As The Free Thought Project reported last month, Woods’ pamphlet did not contain anything specific to the case or any Michigan court, according to Kallman. But this innocuous behavior, which should be viewed as a public service, drew the attention of a judge who became “very concerned” when he saw the pamphlets being carried by some of the jury pool.
“'I thought this was going to trash my jury trial, basically,” testified Judge [Peter] Jaklevic. “It just didn’t sound right.'
Jacklevic ended up sending that jury pool home on Nov. 24, 2015 when Yoder took a plea.
Jaklevic continued to testify that he stepped into the hallway with Mecosta County Prosecutor Brian Thiede when Det. Erlandson and a deputy brought Wood into the courthouse that day. Mecosta County Deputy Jeff Roberts testified he 'asked Wood to come inside because the Judge wanted to talk with him,' then threatened to call a city cop if Wood did not come inside.
Wood testified Judge Jaklevic never spoke to him that day, or him any questions, before ordering his arrest.

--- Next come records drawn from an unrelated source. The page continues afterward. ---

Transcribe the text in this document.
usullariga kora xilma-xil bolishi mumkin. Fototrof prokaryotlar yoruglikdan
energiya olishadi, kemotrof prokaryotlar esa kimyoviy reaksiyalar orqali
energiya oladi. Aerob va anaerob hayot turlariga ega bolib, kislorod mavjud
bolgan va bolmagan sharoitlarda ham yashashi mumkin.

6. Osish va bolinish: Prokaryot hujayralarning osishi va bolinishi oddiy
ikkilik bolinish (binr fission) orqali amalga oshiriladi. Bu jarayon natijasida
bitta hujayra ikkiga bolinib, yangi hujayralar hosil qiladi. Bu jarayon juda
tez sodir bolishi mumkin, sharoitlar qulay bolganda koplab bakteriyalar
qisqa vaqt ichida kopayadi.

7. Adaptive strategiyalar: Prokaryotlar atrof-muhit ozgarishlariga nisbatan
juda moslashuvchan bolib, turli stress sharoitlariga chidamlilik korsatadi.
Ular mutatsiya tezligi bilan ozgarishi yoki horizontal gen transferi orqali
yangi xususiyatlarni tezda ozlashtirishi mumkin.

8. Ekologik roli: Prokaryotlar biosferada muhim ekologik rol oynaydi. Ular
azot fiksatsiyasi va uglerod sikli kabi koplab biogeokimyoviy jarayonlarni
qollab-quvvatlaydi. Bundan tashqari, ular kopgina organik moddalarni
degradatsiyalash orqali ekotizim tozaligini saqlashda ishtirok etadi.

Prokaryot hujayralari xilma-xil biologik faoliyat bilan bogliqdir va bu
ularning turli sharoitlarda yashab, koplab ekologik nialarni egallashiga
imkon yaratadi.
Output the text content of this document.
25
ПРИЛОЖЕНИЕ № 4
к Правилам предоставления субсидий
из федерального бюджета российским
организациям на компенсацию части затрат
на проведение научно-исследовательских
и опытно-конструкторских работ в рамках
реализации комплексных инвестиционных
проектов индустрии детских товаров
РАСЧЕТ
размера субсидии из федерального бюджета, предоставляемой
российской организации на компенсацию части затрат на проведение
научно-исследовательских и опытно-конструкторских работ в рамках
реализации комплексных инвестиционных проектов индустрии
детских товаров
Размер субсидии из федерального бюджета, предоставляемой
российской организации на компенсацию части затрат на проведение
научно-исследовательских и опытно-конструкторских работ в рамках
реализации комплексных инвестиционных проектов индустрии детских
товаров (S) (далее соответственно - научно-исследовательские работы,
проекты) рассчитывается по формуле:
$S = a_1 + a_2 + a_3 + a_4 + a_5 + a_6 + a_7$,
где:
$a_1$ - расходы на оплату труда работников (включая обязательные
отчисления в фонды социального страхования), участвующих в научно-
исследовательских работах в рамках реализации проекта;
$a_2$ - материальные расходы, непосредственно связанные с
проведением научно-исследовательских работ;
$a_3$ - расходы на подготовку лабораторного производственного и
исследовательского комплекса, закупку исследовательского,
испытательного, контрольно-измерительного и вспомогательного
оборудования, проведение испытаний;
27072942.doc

He tells FOX 17 he had concerns his case was tried in Mecosta County where all of this happened, involving several court officials including the judge.”
To recap, this judge said “it just didn’t sound right” that people were carrying informational pamphlets on their rights as jurors, and he possibly lied on the stand to justify the fact that he had Wood arrested for doing nothing wrong. What’s more, Wood was brought to trial in the same court where all of this transpired, where county officials had literally teamed up to violate his rights in the first place.
“So our taxpayer dollars are paying their salary, and they were the actors in this case to arrest me, to imprison me, and all that,” said Wood. “I did have a very great concern that they were the ones trying the case, because they work together day in and day out.”
Defense attorney Kallman noted that during Wood's trial, they were prohibited from arguing several points to the jury.
“And of course, the First Amendment issues are critical: that we believe our client had the absolute First Amendment right to hand out these brochures right here on this sidewalk,” Kallman said. “That’s part of the problem of where we feel we were handcuffed quite a bit.”
After the guilty verdict was announced, Kallman told FOX 17 that he plans to appeal the case.
Jury nullification is a tangible solution to the problems that we face with the justice system. Through this loophole, we as average citizens have the power to free our neighbors from unjust laws and government persecution.
The next time that you get a jury notice in the mail, forget about the minor inconvenience and think about the human life that you could save.
One thing that is important to mention is the fact that you probably don't want to mention jury nullification until you are selected as a juror, that is likely to get you dismissed immediately. However, once you are on the inside, you can spread the word by telling the other jurors that they have the right to vote with their conscience.
Please share this story so that this innocent man's case gets the scrutiny it deserves. When a person can be thrown in a cage for passing out flyers on a public sidewalk, informing people of their rights under the law, tyranny is not approaching — it is here.